|Title||Comparing EGF methods for estimating corner frequency and stress drop from p wave spectra|
|Publication Type||Journal Article|
|Year of Publication||2019|
|Authors||Shearer PM, Abercrombie R.E, Trugman D.T, Wang W.|
|Journal||Journal of Geophysical Research-Solid Earth|
|Type of Article||Article|
|Keywords||2009 laquila; attenuation; borehole; constrain; corner frequency; earthquake; EGF estimation; Geochemistry & Geophysics; greens-function analysis; m-w; site response; source; source scaling relationships; southern california; stress drop|
Empirical Green's functions (EGFs) are widely applied to correct earthquake spectra for attenuation and other path effects in order to estimate corner frequencies and stress drops, but these source parameter estimates often exhibit poor agreement between different studies. We examine this issue by analyzing a compact cluster of over 3,000 aftershocks of the 1992 Landers earthquake. We apply and compare two different analysis and modeling methods: (1) the spectral decomposition and global EGF fitting approach and (2) a more traditional EGF method of modeling spectral ratios. We find that spectral decomposition yields event terms that are consistent with stacks of spectral ratios for individual events, but source parameter estimates nonetheless vary between the methods.
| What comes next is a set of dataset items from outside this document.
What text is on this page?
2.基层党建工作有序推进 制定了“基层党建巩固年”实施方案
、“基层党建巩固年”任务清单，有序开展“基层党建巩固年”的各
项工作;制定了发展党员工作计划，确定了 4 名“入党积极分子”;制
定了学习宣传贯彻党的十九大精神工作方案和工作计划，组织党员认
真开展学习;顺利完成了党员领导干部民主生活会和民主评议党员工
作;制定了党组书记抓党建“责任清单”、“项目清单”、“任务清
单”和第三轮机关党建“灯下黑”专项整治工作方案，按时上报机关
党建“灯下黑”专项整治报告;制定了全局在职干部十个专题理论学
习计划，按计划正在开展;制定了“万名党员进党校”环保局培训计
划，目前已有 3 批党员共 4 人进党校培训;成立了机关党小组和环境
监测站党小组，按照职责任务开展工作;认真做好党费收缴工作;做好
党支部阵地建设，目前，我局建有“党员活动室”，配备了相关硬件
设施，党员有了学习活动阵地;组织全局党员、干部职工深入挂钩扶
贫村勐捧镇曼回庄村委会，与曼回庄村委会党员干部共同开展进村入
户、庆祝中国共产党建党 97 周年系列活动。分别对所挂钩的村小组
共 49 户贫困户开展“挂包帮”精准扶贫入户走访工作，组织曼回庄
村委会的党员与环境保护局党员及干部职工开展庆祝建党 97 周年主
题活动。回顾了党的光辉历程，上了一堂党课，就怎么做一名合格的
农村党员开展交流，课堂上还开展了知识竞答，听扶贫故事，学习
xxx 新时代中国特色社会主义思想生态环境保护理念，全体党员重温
The main source of differences comes from the modeling approach used to estimate the EGF. The global EGF-fitting approach suffers from parameter trade-offs among the absolute stress drop, the stress drop scaling with moment, and the high-frequency falloff rate but has the advantage that the relative spectral shapes and stress drops among the different events in the cluster are well resolved even if their absolute levels are not. The spectral ratio approach solves for a different EGF for each target event without imposing any constraint on the corner frequency, f(c), of the smaller events, and so can produce biased results for target event f(c). Placing constraints on the small-event f(c) improves the performance of the spectral ratio method and enables the two methods to yield very similar results.